At last he turned back to the mirror, and was able to swallow down the fresh lump that rose in his throat. Slowly he peeled off the ruined scraps of his clothes, and regarded the alien thing that was now Henry McCoy.
Some part of him had to admit that as a doctor, if he had observed this mutation in a patient, he would have been impressed—perhaps even admiring, in certain ways. Hesitantly he ran his hands over his body and limbs, feeling the muscular solidness beneath the unnaturally-colored fur. Once he recovered from the manifestation, he would be stronger than ever… and far more agile than he had first expected. That was evident in the subtle new configurations of muscle and bone, the increased flexibility of his joints. His leg sinews were wired for powerful leaps, and his arms had an extension and grip meant for climbing. Given time to adjust, his build promised an inhuman adeptness of movement that seemed at once both simian and feline.
His gaze drifted upward, and as he recalled the once-red hair he had formerly been losing at a dismaying rate, he swept his fingers through the luxuriant blue mane he now possessed. A crookedness that was not quite a pained smile crossed his lips. At least that's one change I can very happily live with.
But his face…
Hank finally met the gaze of his reflection. His eyes were all that remained unchanged: palest aquamarine, clear and intelligent and desperately human.
He touched his face with the tip of one claw, tracing the hawkish nose, the jaw framed by whiskers of Victorian proportions, the deeply etched lines and shadows around eyes and mouth. Here and there, he could still find some trace of the features that had been his.
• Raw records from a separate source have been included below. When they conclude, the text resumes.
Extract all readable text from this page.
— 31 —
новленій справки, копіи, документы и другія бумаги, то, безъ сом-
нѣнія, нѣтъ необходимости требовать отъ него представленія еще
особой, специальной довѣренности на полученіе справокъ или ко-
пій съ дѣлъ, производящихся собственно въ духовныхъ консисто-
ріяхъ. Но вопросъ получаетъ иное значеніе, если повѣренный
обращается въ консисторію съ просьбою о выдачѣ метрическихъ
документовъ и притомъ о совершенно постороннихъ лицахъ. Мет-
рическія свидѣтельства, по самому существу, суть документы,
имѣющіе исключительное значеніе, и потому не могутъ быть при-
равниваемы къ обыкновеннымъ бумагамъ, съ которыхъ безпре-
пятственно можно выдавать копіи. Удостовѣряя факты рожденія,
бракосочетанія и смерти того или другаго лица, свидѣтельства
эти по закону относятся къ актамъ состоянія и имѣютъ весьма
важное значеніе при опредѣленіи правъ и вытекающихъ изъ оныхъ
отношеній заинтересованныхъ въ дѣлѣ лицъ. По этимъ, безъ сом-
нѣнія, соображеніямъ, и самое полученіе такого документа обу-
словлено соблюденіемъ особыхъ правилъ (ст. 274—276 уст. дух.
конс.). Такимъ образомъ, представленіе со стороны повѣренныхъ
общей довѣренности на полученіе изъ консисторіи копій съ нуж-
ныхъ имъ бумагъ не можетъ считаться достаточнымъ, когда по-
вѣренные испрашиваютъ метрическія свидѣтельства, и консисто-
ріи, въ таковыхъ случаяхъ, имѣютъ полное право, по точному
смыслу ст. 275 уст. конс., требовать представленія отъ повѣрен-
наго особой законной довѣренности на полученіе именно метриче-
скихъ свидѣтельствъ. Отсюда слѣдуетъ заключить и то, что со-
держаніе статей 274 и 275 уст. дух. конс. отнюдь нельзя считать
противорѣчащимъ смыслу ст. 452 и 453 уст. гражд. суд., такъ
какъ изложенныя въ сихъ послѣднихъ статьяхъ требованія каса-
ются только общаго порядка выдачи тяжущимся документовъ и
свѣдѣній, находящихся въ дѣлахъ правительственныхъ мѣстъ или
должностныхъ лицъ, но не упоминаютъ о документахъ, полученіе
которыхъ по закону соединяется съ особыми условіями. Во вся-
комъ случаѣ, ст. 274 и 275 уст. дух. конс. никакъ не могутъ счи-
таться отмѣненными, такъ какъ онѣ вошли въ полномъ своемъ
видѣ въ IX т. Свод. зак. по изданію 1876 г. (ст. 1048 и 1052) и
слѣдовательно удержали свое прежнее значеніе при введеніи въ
Familiar creases of thoughtfulness between the now-heavy brows, lines of old and very far-away laughter at the corners of the lips; these were all his own, created not by genetics, but by time and the rich experience of life.
The rest, however, belonged to something out of a frightening fairytale.
He bared his teeth—an action that gave him, quite unintentionally, an expression of savage fierceness. For the first time, he looked at the sharp cuspids he had already felt inside his mouth, gingerly probing their points with his tongue.
My, what big teeth you have, Grandmother.
He laughed without humor and leaned against the sink, hanging his head. For a moment, he bitterly savored the vast, grand irony of it all: Beast they had called him, and a beast he was now in fact. He didn't need to test his abilities to know that he had become something lethal, a superbly designed predator.
The question was just how well his sensitive intellect could tame the restless animal lurking in the shadows of his psyche.
Already he could think of a hundred medical tests he wanted to perform on himself—and not out of any mere scientific curiosity. He wondered what sorts of hormones were now flooding his system. Surely they played a role in the incessant instinctive reactions flickering through his nerves, and perhaps…
Hank shook his head abruptly. No.
There was a reason why those instincts had been coded into his genes. They were ingrained upon the natural balance of his new being, a part of the way this body was meant to function—as much a part of him now as the fur and claws. If he sought some medical means of suppressing them, he would be contradicting nature, as well as betraying everything he had ever tried to teach his patients.
And everything Charles Xavier had once taught him.
His jaw tightened as he raised his eyes to the mirror once more, fixing a defiant gaze upon the merciless glass.
This is what I am, and where I stand… and I will never be sorry for it.